Jules Favre fut chargé d’aller remercier de cette communication puérile ce qui subsistait du Corps législatif et, en même temps, de lui signifier la volonté du Gouvernement de la Défense nationale. Échange de politesses dont il est difficile de ne point sourire à distance, car ce ne fut qu’une formalité vaine jusqu’au burlesque. Après avoir fait son compliment avec une déférence dont nul ne fut la dupe, Jules Favre expliqua que « le gouvernement s’était vu dans la nécessité de se constituer, contraint par un mouvement supérieur qui, je l’avoue, a répondu au sentiment intime de notre âme ». Il engage les députés à ratifier ce qui a été fait, ce qui est le vœu du peuple.
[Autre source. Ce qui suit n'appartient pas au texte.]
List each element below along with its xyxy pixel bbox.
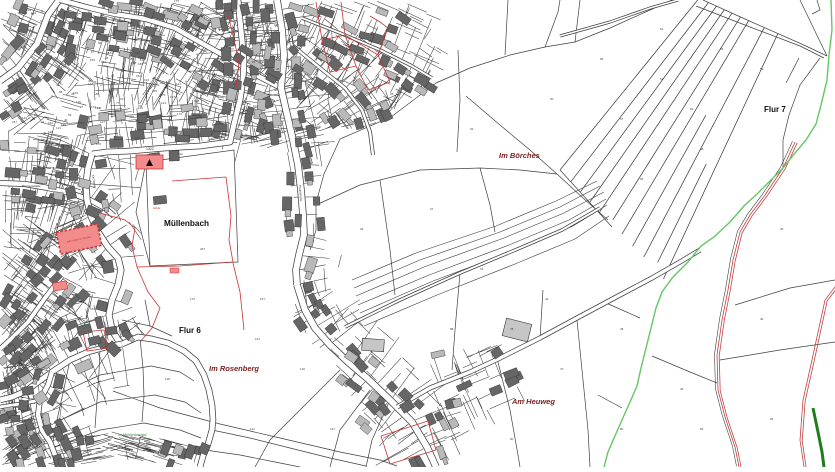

C’est le parti le plus sage, celui qu’il convient d’adopter ; « si les députés s’y refusaient, le gouvernement de la République passerait outre et saurait accomplir sa mission ». C’était fort clair et on comprit : Sic volo, sic jubeo.

Quelques hommes intègres et fiers, Daru, Buffet, Pinard, humiliés d’être mis dehors avec ce sans-façon, voulurent protester et déclarèrent qu’ils cédaient non pas à la force, mais à un sentiment de patriotisme qui leur interdisait toute résistance, en présence de l’invasion du territoire et d’une guerre civile possible. Thiers intervint : « Il ne convient pas, il est dangereux d’ébranler par une protestation vaine la seule autorité qui soit debout pour lutter contre les adversaires de la patrie et de la société. » Au comte Daru qui s’écriait : « C’est une infamie d’avoir apposé les scellés sur les portes du Corps législatif ! », Thiers fit une réponse qu’il eût mieux fait de retenir : « Qu’est-ce que des scellés appliqués à des portes, lorsqu’on les compare aux scellés mis sur les personnes ! N’ai-je point été incarcéré, messieurs, n’ai-je point été à Mazas, moi ! Les récriminations sont inutiles. L’ennemi sera bientôt sous Paris ; notre devoir est de nous retirer avec dignité. » On l’écouta ; je ne sais si c’est avec dignité que l’on se retira, mais on se retira. Jules Favre retourna à l’Hôtel de Ville, en riant dans sa barbe blanche, et Thiers alla se coucher.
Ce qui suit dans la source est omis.